Re: Bankroll formulas with hourly rate and standard deviation
Read Gambling Theory and Other Topics by Mason Malmuth, particularly the section titled "How Much Do You Need?"
Mason doesn't give this formula outright but if you know a bit of algebra you can pull it out of what he wrote. If S is your hourly standard deviation -- the square root of the variance your play records show you experience in one hour's play -- and W is how much you expect to win in one hour's play, then the minimum bankroll you need to play with negligible risk of going broke is:
BR = 9/4 * S*S/W
Typical values for W are in the range of 1-2BB and a typical value for S would be 10. This results with a bankroll requirement of but 225 BB for a win rate of 1 BB/hour and only 113 BB for a win rate of 2 BB/hour.
Mason warns of "non-self-weighting" effects of running bad (when your cards are cold, he says, your opponents notice you losing and take shots at you, so your win rate ) and reccomends increasing this by a margin of safety 20 to 30%. The 300 BB number I often see presumably includes a 50% margin of safety, and Mark Blade's 400 BB number is a 100% margin of safety.

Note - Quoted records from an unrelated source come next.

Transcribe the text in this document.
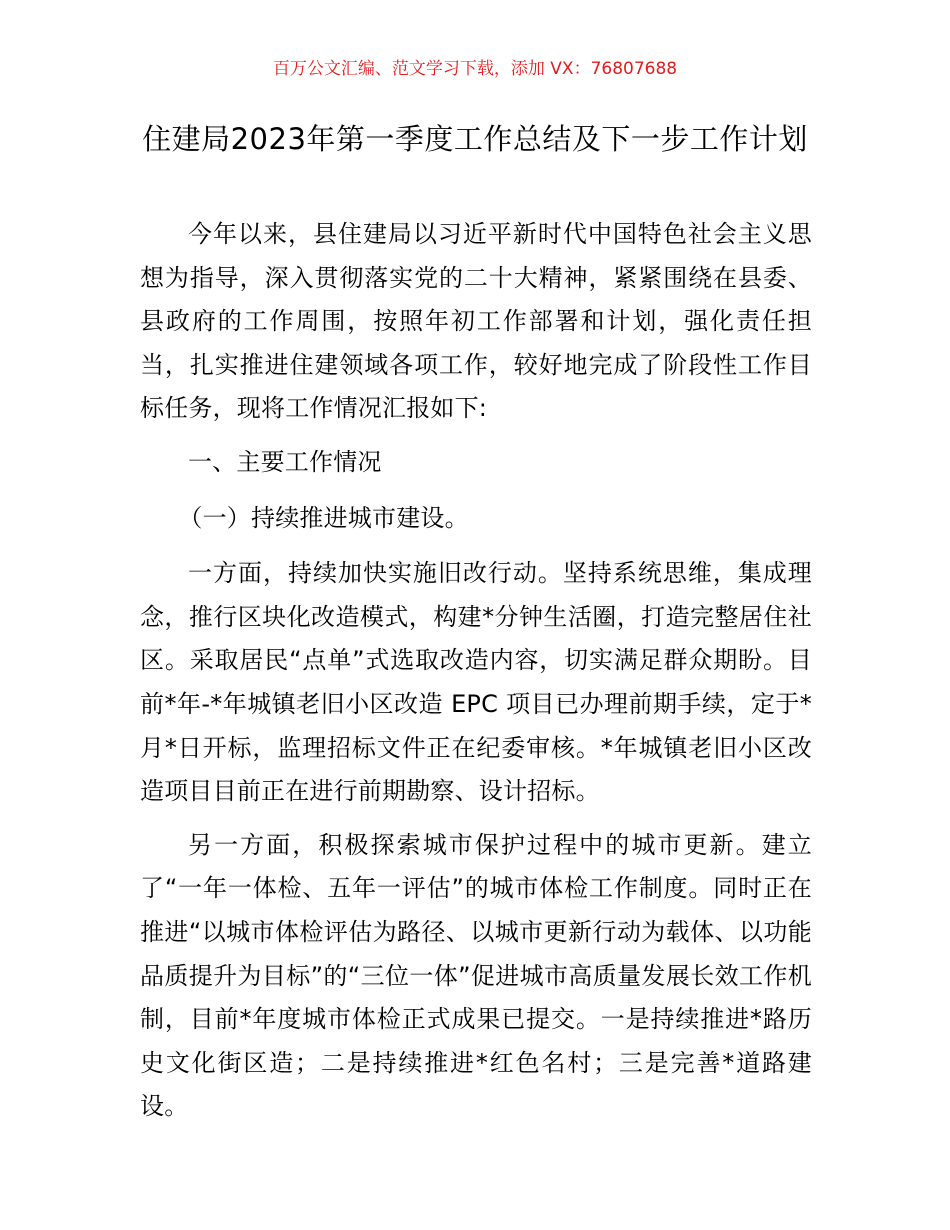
百万公文汇编、范文学习下载，添加 VX：76807688
住建局2023年第一季度工作总结及下一步工作计划

今年以来，县住建局以习近平新时代中国特色社会主义思想为指导，深入贯彻落实党的二十大精神，紧紧围绕在县委、县政府的工作周围，按照年初工作部署和计划，强化责任担当，扎实推进住建领域各项工作，较好地完成了阶段性工作目标任务，现将工作情况汇报如下:

一、主要工作情况

（一）持续推进城市建设。

一方面，持续加快实施旧改行动。坚持系统思维，集成理念，推行区块化改造模式，构建*分钟生活圈，打造完整居住社区。采取居民“点单”式选取改造内容，切实满足群众期盼。目前*年-*年城镇老旧小区改造 EPC 项目已办理前期手续，定于*月*日开标，监理招标文件正在纪委审核。*年城镇老旧小区改造项目目前正在进行前期勘察、设计招标。

另一方面，积极探索城市保护过程中的城市更新。建立了“一年一体检、五年一评估”的城市体检工作制度。同时正在推进“以城市体检评估为路径、以城市更新行动为载体、以功能品质提升为目标”的“三位一体”促进城市高质量发展长效工作机制，目前*年度城市体检正式成果已提交。一是持续推进*路历史文化街区造；二是持续推进*红色名村；三是完善*道路建设。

1. Multitabling should increase your win rate by a factor of the number of tables you play, and it should increase your standard deviation by the square root of the number of tables. If your hourly win at one table is W and your hourly standard deviation is S, then your hourly win playing four tables should be 4*W and your hourly standard deviation should be 2*W. Interestingly enough, in the bankroll formula I give above, those factors cancel, and the bankroll requirement stays the same. (This makes sense, because playing four tables at once for one hour is the equivalent of playing one table for four hours.)
2. It's not unreasonable; but I personally would track each table as a separate session.

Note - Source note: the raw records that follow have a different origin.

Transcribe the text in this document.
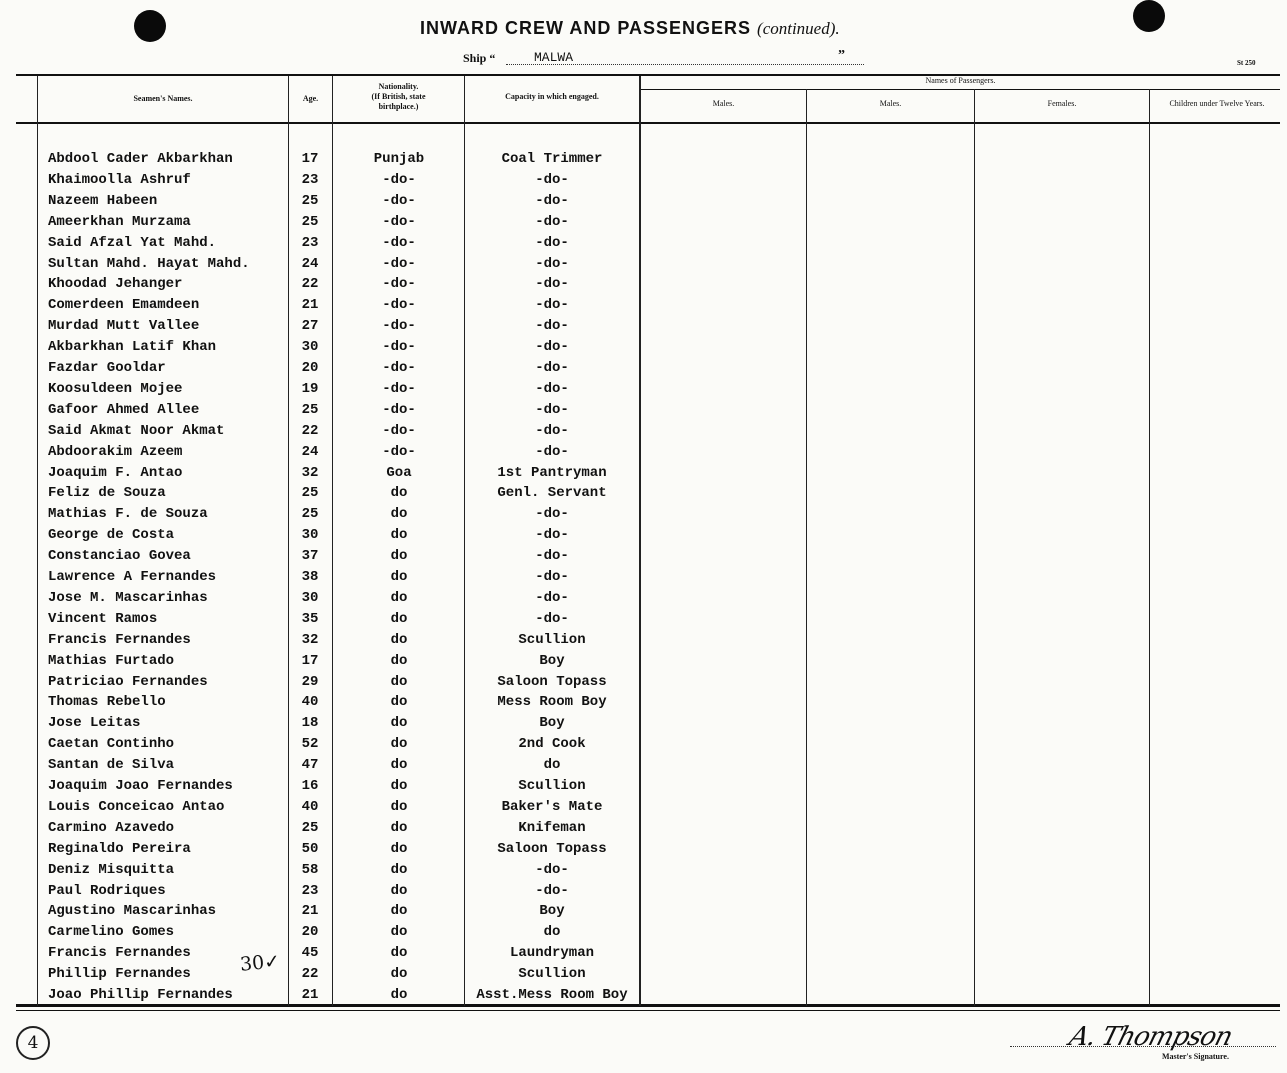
INWARD CREW AND PASSENGERS (continued).
Ship “	MALWA	”	St 250
Seamen's Names.	Age.
Nationality.
(If British, state
birthplace.)
Capacity in which engaged.
Names of Passengers.
Males.	Males.	Females.	Children under Twelve Years.
Abdool Cader Akbarkhan	17	Punjab	Coal Trimmer
Khaimoolla Ashruf	23	-do-	-do-
Nazeem Habeen	25	-do-	-do-
Ameerkhan Murzama	25	-do-	-do-
Said Afzal Yat Mahd.	23	-do-	-do-
Sultan Mahd. Hayat Mahd.	24	-do-	-do-
Khoodad Jehanger	22	-do-	-do-
Comerdeen Emamdeen	21	-do-	-do-
Murdad Mutt Vallee	27	-do-	-do-
Akbarkhan Latif Khan	30	-do-	-do-
Fazdar Gooldar	20	-do-	-do-
Koosuldeen Mojee	19	-do-	-do-
Gafoor Ahmed Allee	25	-do-	-do-
Said Akmat Noor Akmat	22	-do-	-do-
Abdoorakim Azeem	24	-do-	-do-
Joaquim F. Antao	32	Goa	1st Pantryman
Feliz de Souza	25	do	Genl. Servant
Mathias F. de Souza	25	do	-do-
George de Costa	30	do	-do-
Constanciao Govea	37	do	-do-
Lawrence A Fernandes	38	do	-do-
Jose M. Mascarinhas	30	do	-do-
Vincent Ramos	35	do	-do-
Francis Fernandes	32	do	Scullion
Mathias Furtado	17	do	Boy
Patriciao Fernandes	29	do	Saloon Topass
Thomas Rebello	40	do	Mess Room Boy
Jose Leitas	18	do	Boy
Caetan Continho	52	do	2nd Cook
Santan de Silva	47	do	do
Joaquim Joao Fernandes	16	do	Scullion
Louis Conceicao Antao	40	do	Baker's Mate
Carmino Azavedo	25	do	Knifeman
Reginaldo Pereira	50	do	Saloon Topass
Deniz Misquitta	58	do	-do-
Paul Rodriques	23	do	-do-
Agustino Mascarinhas	21	do	Boy
Carmelino Gomes	20	do	do
Francis Fernandes	45	do	Laundryman
Phillip Fernandes	22	do	Scullion
Joao Phillip Fernandes	21	do	Asst.Mess Room Boy
30✓
4	A. Thompson
Master's Signature.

3. The uncertainty of your win rate -- the likely difference between your actual results and your "true" win rate, is given by U = S/sqrt(T), where T is the total number of hours of play that you've recorded. To trust your results, you want U to be small compared to W. With W ~ 1 and S ~ 10, after a hundred hours, U ~ 1, the same size as W, and there's about 1 chance in 6 that we're actually a losing player. After 900 hours, U ~ 1/3, and so we are rather more confident about the value of W.
4. Typical hourly standard deviations, as I've said, are in the neighborhood of 10 BB.
5. See the start of this message.
6. As I've said, Gambling Theory and Other Topics by Mason Malmuth.